そんなホテルの1室、豪華なスイートルームにて、片目に眼帯をした全身傷だらけ筋骨隆々の巨漢が、裸のままデスクに置いた地図を眺めていた。
後ろのベッドで女性がシーツを手繰り寄せながら、もそもそと身体を起こす。
「……
「Map.……個々の力も付いてきた。そろそろ南の方に足を伸ばしてもいいかもしれない」
ウィリアムの言葉を聞いた女性はベッドから降り、甘えるように身体を寄せる。
「そんなに急がなくてもいいんじゃない?こうやって安全に暮らせてるんだし、本土から助けが来るまでここにいましょうよ?……ね?」
誘惑するように耳元で囁く女性は、
「っひ」
しかし次の瞬間ウィリアムの鋭い眼光に射すくめられ、短い悲鳴を上げた。
「お前が安全に暮らせているのは誰のおかげだ?お前は戦線に立って皆を守ったことがあるか?
この小さな島国にも、まだ俺達のように、脅威と戦っている人間がいるかもしれないんだ。
俺は弱者に戦闘を強要しない。だが命を張っている人間に、身体を売るしか能のない奴が指図するな」
「っご、ごめんなさい」
「出てけ。邪魔だ」
急いで服を着て部屋から出てゆく女性を尻目に、ウィリアムは窓の外を眺める。
ガラス越しに広がる美しいオーシャンビュー。
どうしてか海から襲ってくるモンスターはいないため、海を背にしたここタモンのホテルは防衛にもってこいの場所だった。
そして眺める海のその先には、突如現れた新大陸がある。
ここグアムは新大陸に囲まれているせいで、各国との連絡が途絶えた今、他国に救援を求める場合どうしてもあそこを通る必要がある。

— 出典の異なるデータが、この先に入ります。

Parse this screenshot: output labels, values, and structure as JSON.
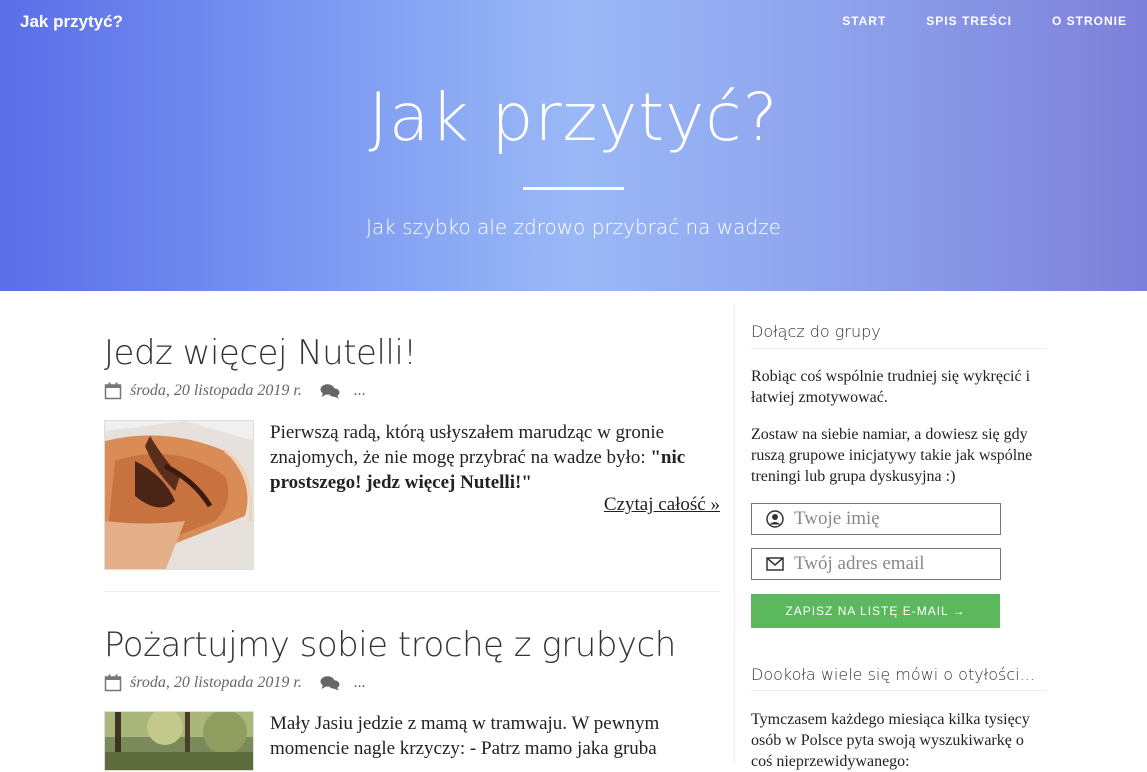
{
  "header": {
    "brand": "Jak przytyć?",
    "nav": [
      "START",
      "SPIS TREŚCI",
      "O STRONIE"
    ],
    "title": "Jak przytyć?",
    "subtitle": "Jak szybko ale zdrowo przybrać na wadze"
  },
  "posts": [
    {
      "title": "Jedz więcej Nutelli!",
      "date": "środa, 20 listopada 2019 r.",
      "comments": "...",
      "excerpt_plain": "Pierwszą radą, którą usłyszałem marudząc w gronie znajomych, że nie mogę przybrać na wadze było: ",
      "excerpt_bold": "\"nic prostszego! jedz więcej Nutelli!\"",
      "read_more": "Czytaj całość »"
    },
    {
      "title": "Pożartujmy sobie trochę z grubych",
      "date": "środa, 20 listopada 2019 r.",
      "comments": "...",
      "excerpt_plain": "Mały Jasiu jedzie z mamą w tramwaju. W pewnym momencie nagle krzyczy: - Patrz mamo jaka gruba",
      "excerpt_bold": "",
      "read_more": ""
    }
  ],
  "sidebar": {
    "group": {
      "title": "Dołącz do grupy",
      "text1": "Robiąc coś wspólnie trudniej się wykręcić i łatwiej zmotywować.",
      "text2": "Zostaw na siebie namiar, a dowiesz się gdy ruszą grupowe inicjatywy takie jak wspólne treningi lub grupa dyskusyjna :)",
      "name_placeholder": "Twoje imię",
      "email_placeholder": "Twój adres email",
      "submit": "ZAPISZ NA LISTĘ E-MAIL →"
    },
    "obesity": {
      "title": "Dookoła wiele się mówi o otyłości...",
      "text": "Tymczasem każdego miesiąca kilka tysięcy osób w Polsce pyta swoją wyszukiwarkę o coś nieprzewidywanego:"
    }
  },
  "colors": {
    "hero_start": "#5a6ee8",
    "hero_mid": "#9ab8f6",
    "hero_end": "#7d80d9",
    "button_green": "#5cb85c"
  },
  "icons": [
    "calendar-icon",
    "comments-icon",
    "user-icon",
    "envelope-icon"
  ]
}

新大陸がどれ程続いているのか分からないが、距離的にも国力的にも、1番現実的なのは同盟国であるJAPANへの要請。
そのためには、今の自分含め最低でもあと2人、あそこを通れるだけの力が必要だ。
実力者は着実に育ってきている。あと少しの辛抱……。
「……?」
そうウィリアムが考えていた、その時だった。
新大陸とグアム島の間、エメラルドグリーンの海に、黒い点がポツポツと見え始めた。
正体の全貌は見えないが、その数は加速度的に増えてゆく。
「まさか海から?」
ウィリアムは即座にズボンとブーツを履き、上裸の上から軍服を羽織る。
同時に2つの無線機がけたたましく鳴った。
「どうした」
『北方よりモンスターの軍勢が進行中!数は約300!』
『南方も同じです!数は約300!あと10数分で我々の拠点にぶつかります‼︎』
「……タモン湾沖に無数の影が見える。恐らく全てモンスターだ」
『『――⁉︎』』
ウィリアムは地図を見ながら高速で頭を回転させる。
「……こうなった以上仕方がない。北と南に仕掛けていた爆弾を全て起爆、進行を遅らせろ。ビーチ側、西方に戦力を集中させて1点突破、海に出る」
『避難民はどうしますか⁉︎』
「用意していた客船に乗せろ。俺たちは防衛の後ボートで出るぞ」
『『了解!』』
即座に伝達された緊急事態に、ホテル中が慌ただしくなる中、ウィリアムは窓を開けバルコニーからビーチに飛び降りる。
……3方向からの挟撃。明らかに首謀者がいる。
「……『White devil』か?」
彼は眼帯をなぞり、嘗て戦った白いモンスターのことを思い出す。
モンスターを押し返していたグアム駐留のアメリカ軍がここまで減ってしまったのも、あの『白い悪魔』のせいだ。
あの時は紙一重で勝利したが、奴は恐ろしく強く、加えて頭も切れた。軍勢を指揮する個体が現れてもおかしくない。
隊列を組む部隊。
バシャバシャと浅瀬に足をつき上陸するモンスター。
ウィリアムは無線に口を当て、
「……
手始めに数100発のロケット砲で歓迎の挨拶を送った。